CONCORD, N.C. (WNCN) – On about 100 acres in Concord, North Carolina, you’ll find the Stonewall Jackson Youth Development Center.
Opening in 1909, it served as North Carolina’s first juvenile facility.
William Lassiter, the Deputy Secretary for Juvenile Justice with the North Carolina Department of Public Safety, said troubled kids were sent to Stonewall Jackson instead of state prison.
“Up until that point, juveniles were housed with adults in the state of North Carolina,” Lassiter said. “A juvenile as young as six or five years old, could be put in an adult prison, or an adult facility.”
Today, most of the buildings from the original campus are abandoned.
But memories of what went on behind the brick walls live on.
Russell Dan Smith told CBS 17 he went to Stonewall Jackson in 1963 at 13 years old, after breaking into a home and stealing things.
“I think of brutality,” Smith said of the school. “All of the worse things that society can bring upon a child.”
More than half a century later, his time at Stonewall Jackson still haunts him.
“While I was there, I was raped, and then I was punished for being raped,” Smith said. “We were all punished for that. We were written up. My parents were notified, not that I was raped, but that I had had sex with boys in the bedroom. My parents never got over that.”
“While I was there, I was beaten for smoking my first cigarette,” Smith added. “I received 76 lashes for my first cigarette.”
“We have a very different system than what we had in the 1960s,” Lassiter said.
According to Lassiter, the state’s youth facilities now stress therapy over punishment.
“What we’ve learned was that just getting on them, getting in their face and being punitive towards them really wasn’t changing their behavior,” Lassiter said. “We also used to lock kids in their room for a long time, and put them in isolation. We don’t do that anymore. We find that kids that are locked in their rooms, they’re not growing. They’re not getting the therapy. They’re not trying to use the skills we’re trying to teach them.”
Around most of the older buildings at Stonewall Jackson YDC, you’d find lots of fencing and razor wire surrounding them. According to NC DPS officials, it’s because the buildings are condemned and considered unsafe to be inside.

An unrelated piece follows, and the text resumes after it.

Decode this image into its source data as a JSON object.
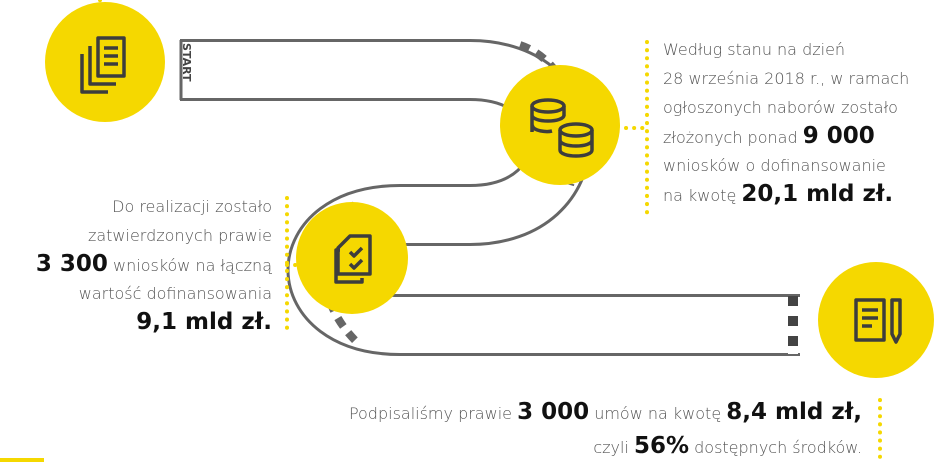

They also said the buildings can’t be torn down, because they’re considered historic.
Today, kids at Stonewall Jackson are at the Cabarrus Complex, built in 2008.
“It’s a smaller setting now, the kids are only on an 8-bed unit, versus what they used to have, large dormitory-style facilities,” Lassiter said. “That 8-bed unit kind of serves as a family. They eat their meals together. They go through therapy together. They do group counseling together, and there’s classes to attend there.”
Lassiter told CBS 17 kids learn life, education and vocation skills at Stonewall Jackson YDC. Many earn a high school diploma, while some even get full college scholarships.
“We’ve changed the structure of the facilities, and what we do in those facilities, and we’re getting better outcomes because of it,” he said.
Lassiter added there are psychologists on staff, and everyone is trained on abuse and neglect policies.
“We take it very seriously,” Lassiter said. “No young person should be going to these facilities and getting abused or harmed in any way.”